En su libro más reciente, Blanco (Random House), Bret Easton Ellis (1964), de quien heleído sus tres primeros libros (Menos que cero; Las leyes de la atracción; y AmericanPsycho), me hizo recordar los tiempos de mi niñez cuando el escritor angelino, y de quien ya no pude leer Luna Park, escribe que hace medio siglo los niños en realidad no existían, pues desde antes de cumplir, más o menos, los diez años se desligaban un poco de sus padres y hacían, digamos, su propia vida y sus amigos, andaban en bicicleta, jugaban en la calle, tenían citas, grupos de amigos y volvían a sus casas a comer —si no los invitaba otro amigo o amiga— a sus tareas, o a ver la televisión. Varios niños veíamos la pantalla en la casa de amiguetes o como nos dictara la agenda de niños libres. El libro, Blanco, me hizo recordar esta primera libertad, porque también así sucedía conmigo y mis amigos. Y cuando teníamos bicicleta nuestros padres no nos veían ni el polvo, ya que nos lanzábamos a explorar otras colonias, barrios, o solamente a dar vueltas como moscardones en la cuadra. Los puntos de reunión eran los parques, la casa de uno de nosotros, o frente a alguna tienda o miscelánea: Es adecuado añadir que yo vivía entre calles para automóviles, pasos a desnivel y luego junto a un periférico. Hoy, sigo la queja de Easton Ellis, al principio de su libro, nadie ve a los niños, están enlatados en escuelas de toda clase, enchufados a un aparato electrónico, pertrechados en su cama o sillón atragantándose de juegos electrónicos o enjaulados en su casa por temor a que algo vaya a sucederles en estos tiempos de infame demografía, crecimiento urbano y paranoia paterna y materna. Y si en la actualidad descubres infantes en la calle es que van de la mano de sus padres rumbo a alguno de sus cautiverios, e incluso en el parque no pueden correr de aquí para allá, si no es bajo la mirada atenta de sus progenitores. Es decir, los niños desaparecieron, por fortuna en mi opinión, pero en pos de su desgracia: reos desde la infancia. No sé qué sentimiento me despierta tal exilio o reclutamiento excesivo. Se podría decir que en los pueblos es diferente a lo que sucede en las grandes concentraciones de metal y concreto; es verdad, pero la diferencia es escasa, con la excepción de que es más sencillo conocerse entre sí y no hay mayores posibilidades para la desaparición.
Hoy, la mayoría de los padres y madres traen millones de fotografías de sus vástagos en el celular y si no tomas las precauciones necesarias o te distraes se apresuran a mostrártelas.

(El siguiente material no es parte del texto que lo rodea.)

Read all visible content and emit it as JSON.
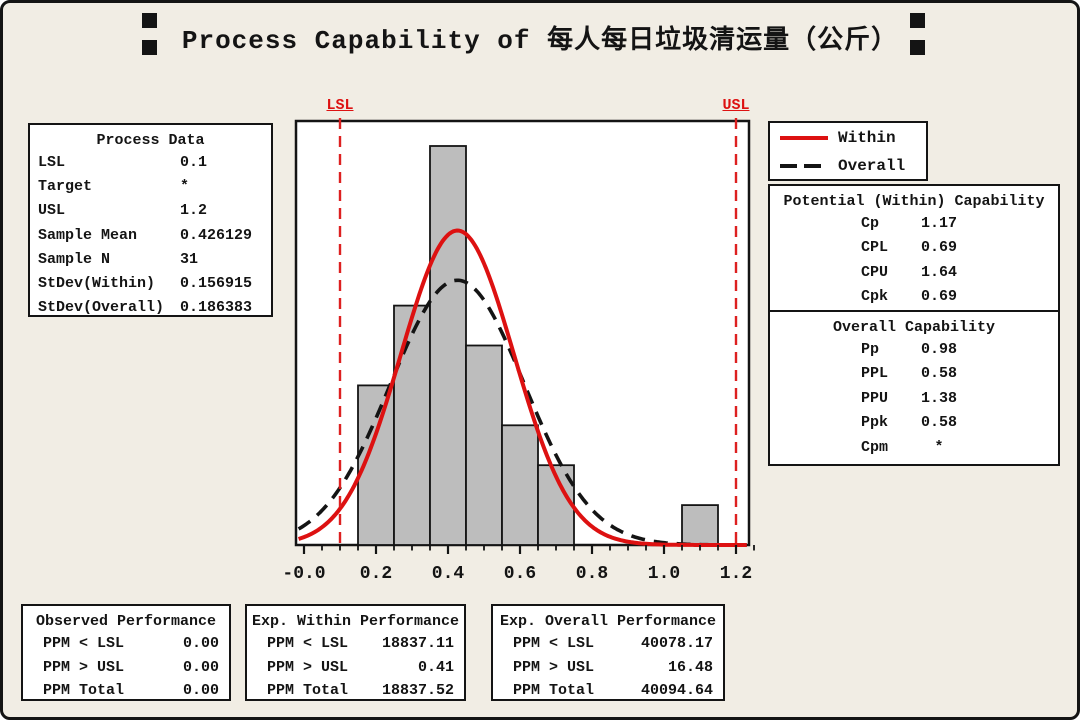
{
  "window": {
    "title": "Process Capability of 每人每日垃圾清运量（公斤）"
  },
  "process_data": {
    "title": "Process Data",
    "rows": [
      {
        "label": "LSL",
        "value": "0.1"
      },
      {
        "label": "Target",
        "value": "*"
      },
      {
        "label": "USL",
        "value": "1.2"
      },
      {
        "label": "Sample Mean",
        "value": "0.426129"
      },
      {
        "label": "Sample N",
        "value": "31"
      },
      {
        "label": "StDev(Within)",
        "value": "0.156915"
      },
      {
        "label": "StDev(Overall)",
        "value": "0.186383"
      }
    ]
  },
  "legend": {
    "items": [
      {
        "label": "Within",
        "color": "#dd1111",
        "style": "solid"
      },
      {
        "label": "Overall",
        "color": "#141414",
        "style": "dashed"
      }
    ]
  },
  "within_capability": {
    "title": "Potential (Within) Capability",
    "rows": [
      {
        "label": "Cp",
        "value": "1.17"
      },
      {
        "label": "CPL",
        "value": "0.69"
      },
      {
        "label": "CPU",
        "value": "1.64"
      },
      {
        "label": "Cpk",
        "value": "0.69"
      }
    ]
  },
  "overall_capability": {
    "title": "Overall Capability",
    "rows": [
      {
        "label": "Pp",
        "value": "0.98"
      },
      {
        "label": "PPL",
        "value": "0.58"
      },
      {
        "label": "PPU",
        "value": "1.38"
      },
      {
        "label": "Ppk",
        "value": "0.58"
      },
      {
        "label": "Cpm",
        "value": "*"
      }
    ]
  },
  "observed_performance": {
    "title": "Observed Performance",
    "rows": [
      {
        "label": "PPM < LSL",
        "value": "0.00"
      },
      {
        "label": "PPM > USL",
        "value": "0.00"
      },
      {
        "label": "PPM Total",
        "value": "0.00"
      }
    ]
  },
  "exp_within_performance": {
    "title": "Exp. Within Performance",
    "rows": [
      {
        "label": "PPM < LSL",
        "value": "18837.11"
      },
      {
        "label": "PPM > USL",
        "value": "0.41"
      },
      {
        "label": "PPM Total",
        "value": "18837.52"
      }
    ]
  },
  "exp_overall_performance": {
    "title": "Exp. Overall Performance",
    "rows": [
      {
        "label": "PPM < LSL",
        "value": "40078.17"
      },
      {
        "label": "PPM > USL",
        "value": "16.48"
      },
      {
        "label": "PPM Total",
        "value": "40094.64"
      }
    ]
  },
  "chart_data": {
    "type": "bar",
    "subtype": "capability-histogram",
    "title": "Process Capability of 每人每日垃圾清运量（公斤）",
    "xlabel": "",
    "ylabel": "",
    "bin_width": 0.1,
    "bin_centers": [
      0.2,
      0.3,
      0.4,
      0.5,
      0.6,
      0.7,
      1.1
    ],
    "counts": [
      4,
      6,
      10,
      5,
      3,
      2,
      1
    ],
    "sample_n": 31,
    "lsl": {
      "label": "LSL",
      "value": 0.1
    },
    "usl": {
      "label": "USL",
      "value": 1.2
    },
    "x_ticks": [
      {
        "label": "-0.0",
        "value": 0.0
      },
      {
        "label": "0.2",
        "value": 0.2
      },
      {
        "label": "0.4",
        "value": 0.4
      },
      {
        "label": "0.6",
        "value": 0.6
      },
      {
        "label": "0.8",
        "value": 0.8
      },
      {
        "label": "1.0",
        "value": 1.0
      },
      {
        "label": "1.2",
        "value": 1.2
      }
    ],
    "minor_tick_step": 0.05,
    "xlim": [
      -0.022,
      1.24
    ],
    "ylim_counts": [
      0,
      10.6
    ],
    "grid": false,
    "legend_position": "top-right",
    "curves": [
      {
        "name": "Within",
        "mean": 0.426129,
        "stdev": 0.156915,
        "color": "#dd1111",
        "dash": "solid"
      },
      {
        "name": "Overall",
        "mean": 0.426129,
        "stdev": 0.186383,
        "color": "#141414",
        "dash": "dashed"
      }
    ],
    "bar_fill": "#bdbdbd",
    "bar_stroke": "#141414",
    "spec_color": "#dd2020"
  }
}
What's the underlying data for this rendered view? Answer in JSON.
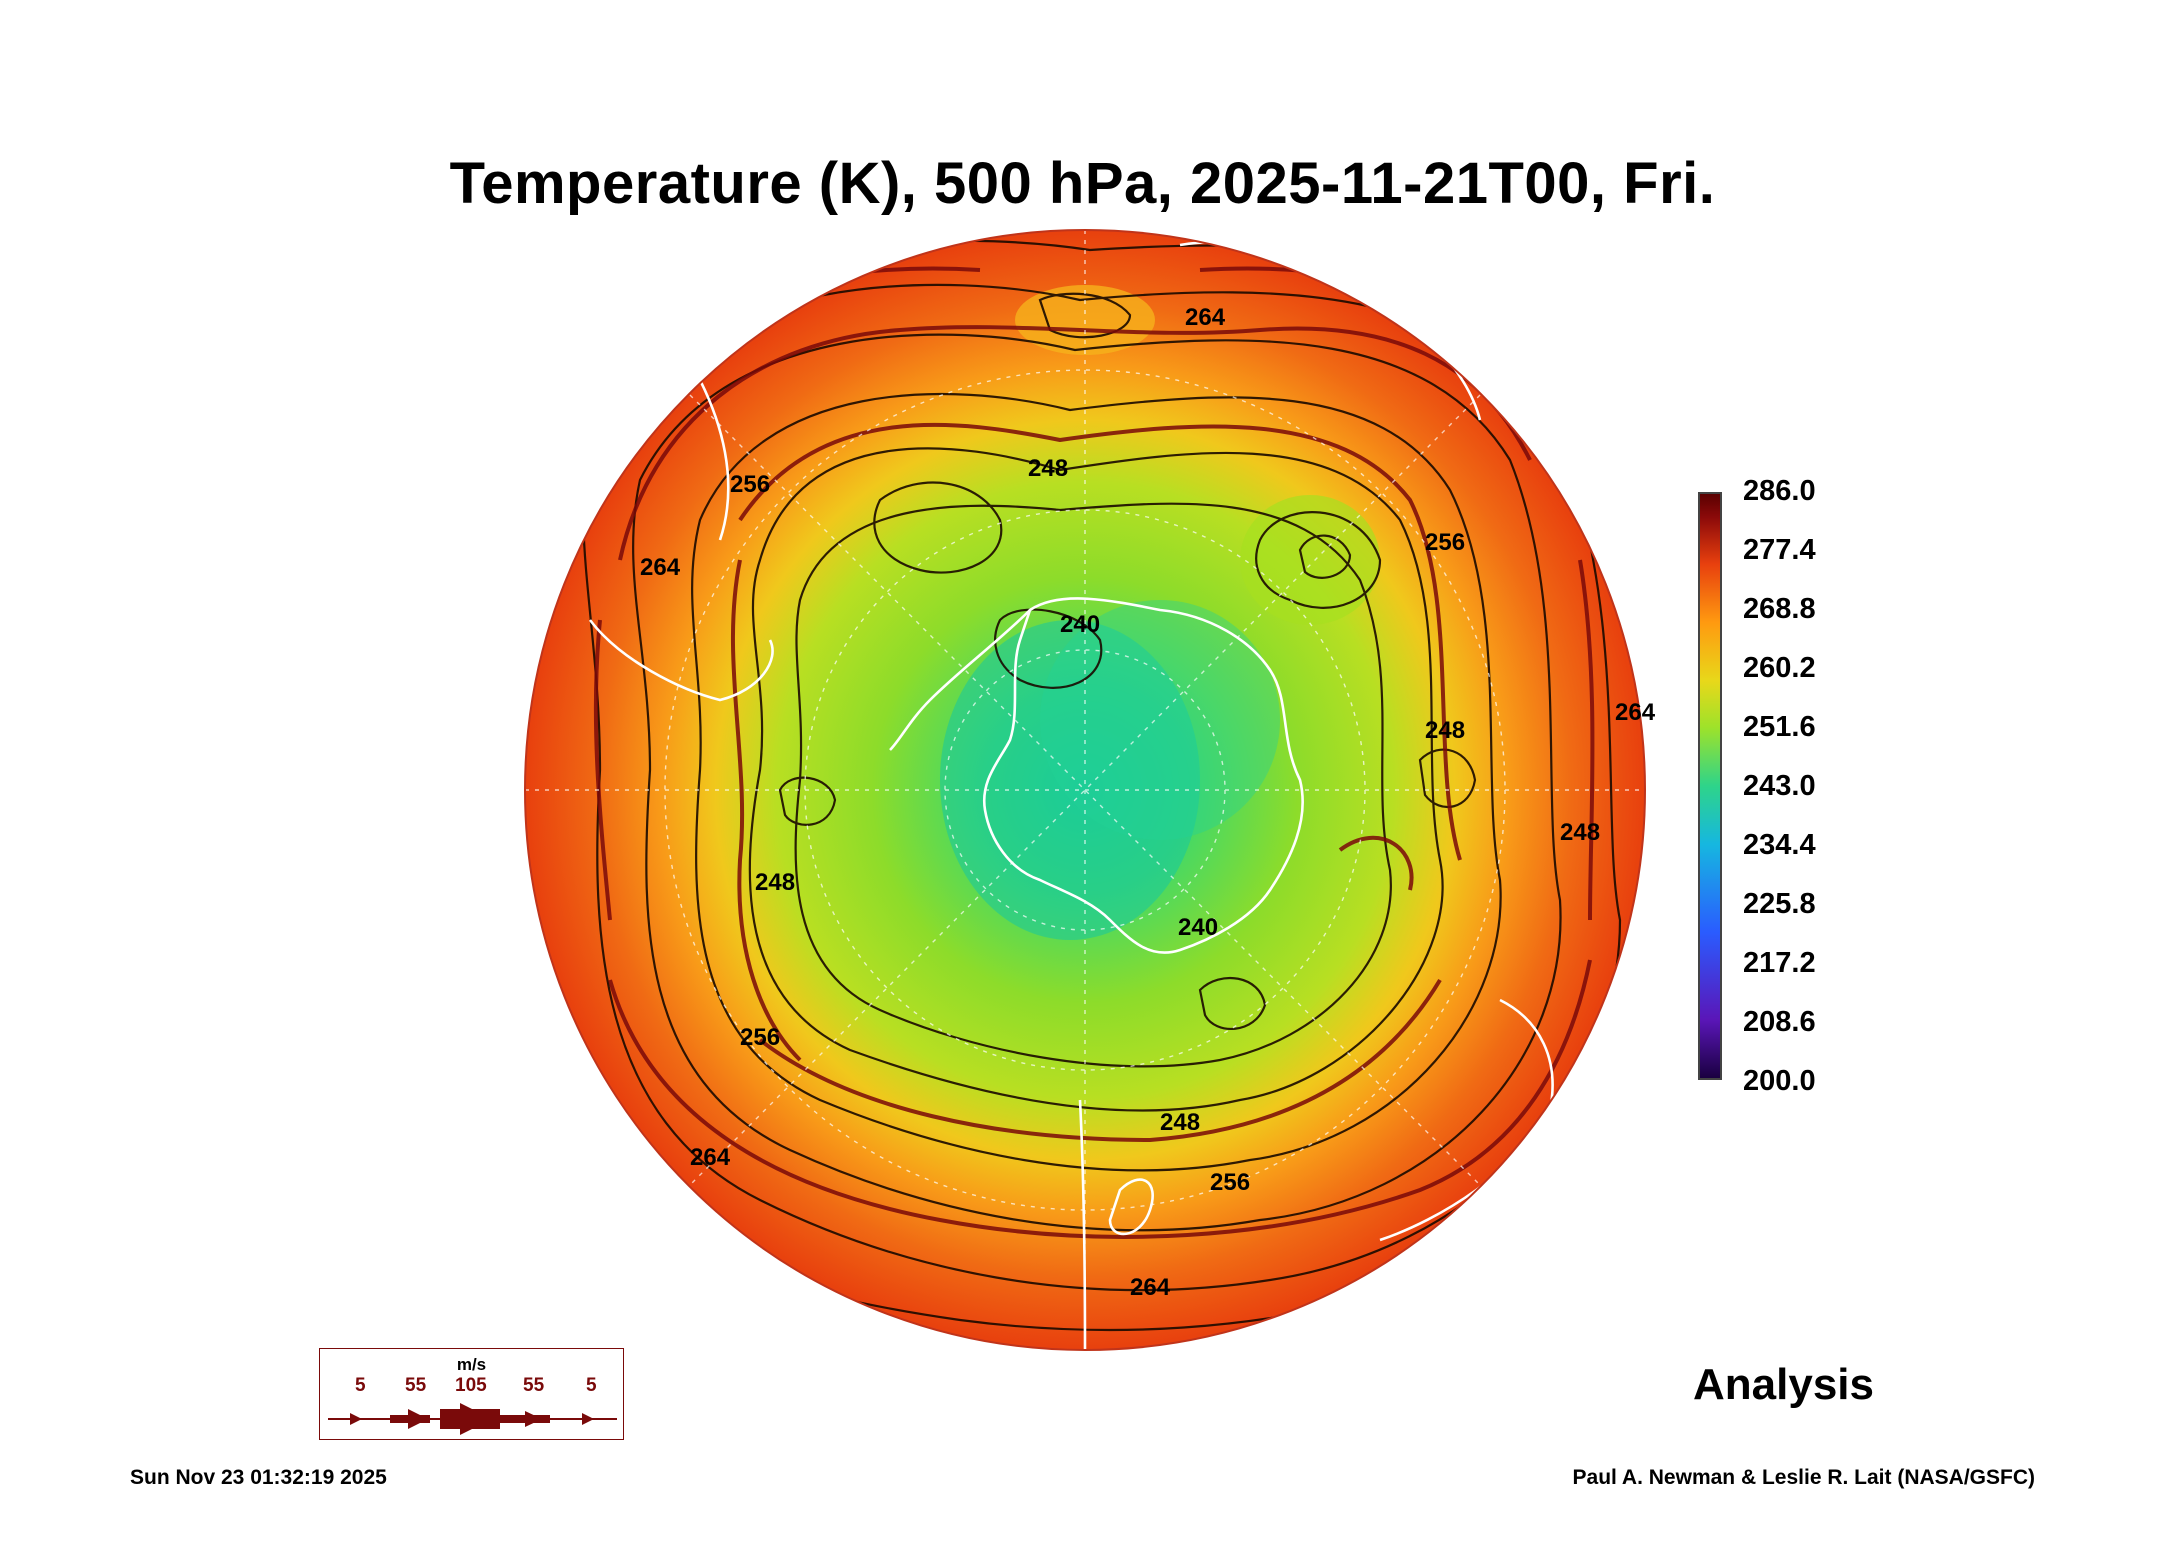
{
  "title": "Temperature (K), 500 hPa, 2025-11-21T00, Fri.",
  "colorbar": {
    "labels": [
      "286.0",
      "277.4",
      "268.8",
      "260.2",
      "251.6",
      "243.0",
      "234.4",
      "225.8",
      "217.2",
      "208.6",
      "200.0"
    ],
    "min": 200.0,
    "max": 286.0
  },
  "contour_labels": [
    "264",
    "248",
    "256",
    "264",
    "256",
    "248",
    "240",
    "248",
    "248",
    "240",
    "256",
    "248",
    "256",
    "264",
    "264",
    "264"
  ],
  "wind_legend": {
    "unit": "m/s",
    "speeds": [
      "5",
      "55",
      "105",
      "55",
      "5"
    ]
  },
  "label_analysis": "Analysis",
  "timestamp": "Sun Nov 23 01:32:19 2025",
  "credit": "Paul A. Newman & Leslie R. Lait (NASA/GSFC)",
  "colors": {
    "warm": "#e8400e",
    "mid": "#f2a11a",
    "cool": "#8ddc2a",
    "cold": "#2ed48a",
    "contour": "#1a0a00",
    "streamline": "#7a0a0a",
    "coast": "#ffffff"
  }
}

Y entonces eres testigo de episodios dantescos donde un trocito de carne te Sonríe, o una niña en pijama se embarra la boca de algún alimento, sea un trozo de carne o una galleta sin gluten, o de la imagen un niño que es casi devorado por un perro o por el abrazo gorilesco de una tía amorosa. Es una atroz realidad. Y, sin embargo, no dejo de compadecerlos cuando los comparo conmigo, mis hermanos y mis amigos. Entonces me regocijo, amo mi libertad, adoro a mis padres que me permitían tener una especie de vida propia, mientras no llegara más allá de las nueve o diez de la noche. Aunque eso se arreglaba llamando por teléfono y aludiendo que dormirías en la casa de algún amigo.
“Está bien, pero recuerda que mañana tienes escuela, y no des demasiadas molestias”, rezongaba la voz de mi madre. ¿No era eso el paraíso? Niños del mundo, los compadezco.
Ya hace veinte años Alan Finkielkraut, el filósofo francés, en La derrota del pensamiento, se preguntaba por qué se ofrecía tanta atención a los niños, una atención desmedida que hacía parecer a los niños o mozalbetes recién descendidos de naves espaciales. Pues ahora esa atención se transformó en reclusorio, además de que nos visitan nuevas especies y géneros espaciales a quienes debemos acostumbrarnos. Al menos fui libre alguna vez, y mis padres disfrutaron mi ausencia. Oscar Wilde se preguntaba por qué los padres aparecen siempre en el momento equivocado, y se respondía que se trataba de un defecto de la naturaleza (El marido ideal). Hoy en día su equivocación es estar presentes —aun a distancia— a todas horas. Hace poco tiempo una amiga mía daba de brincos porque su pequeño hijo había hecho un amigo en la escuela. “Carajo —pensaba yo—, mis amigos los hice en la calle a manos llenas, y era más pequeño que este gárrulo de doce años. En fin; no me disgusta que mantengan a sus hijos en lata; es más; se los agradezco.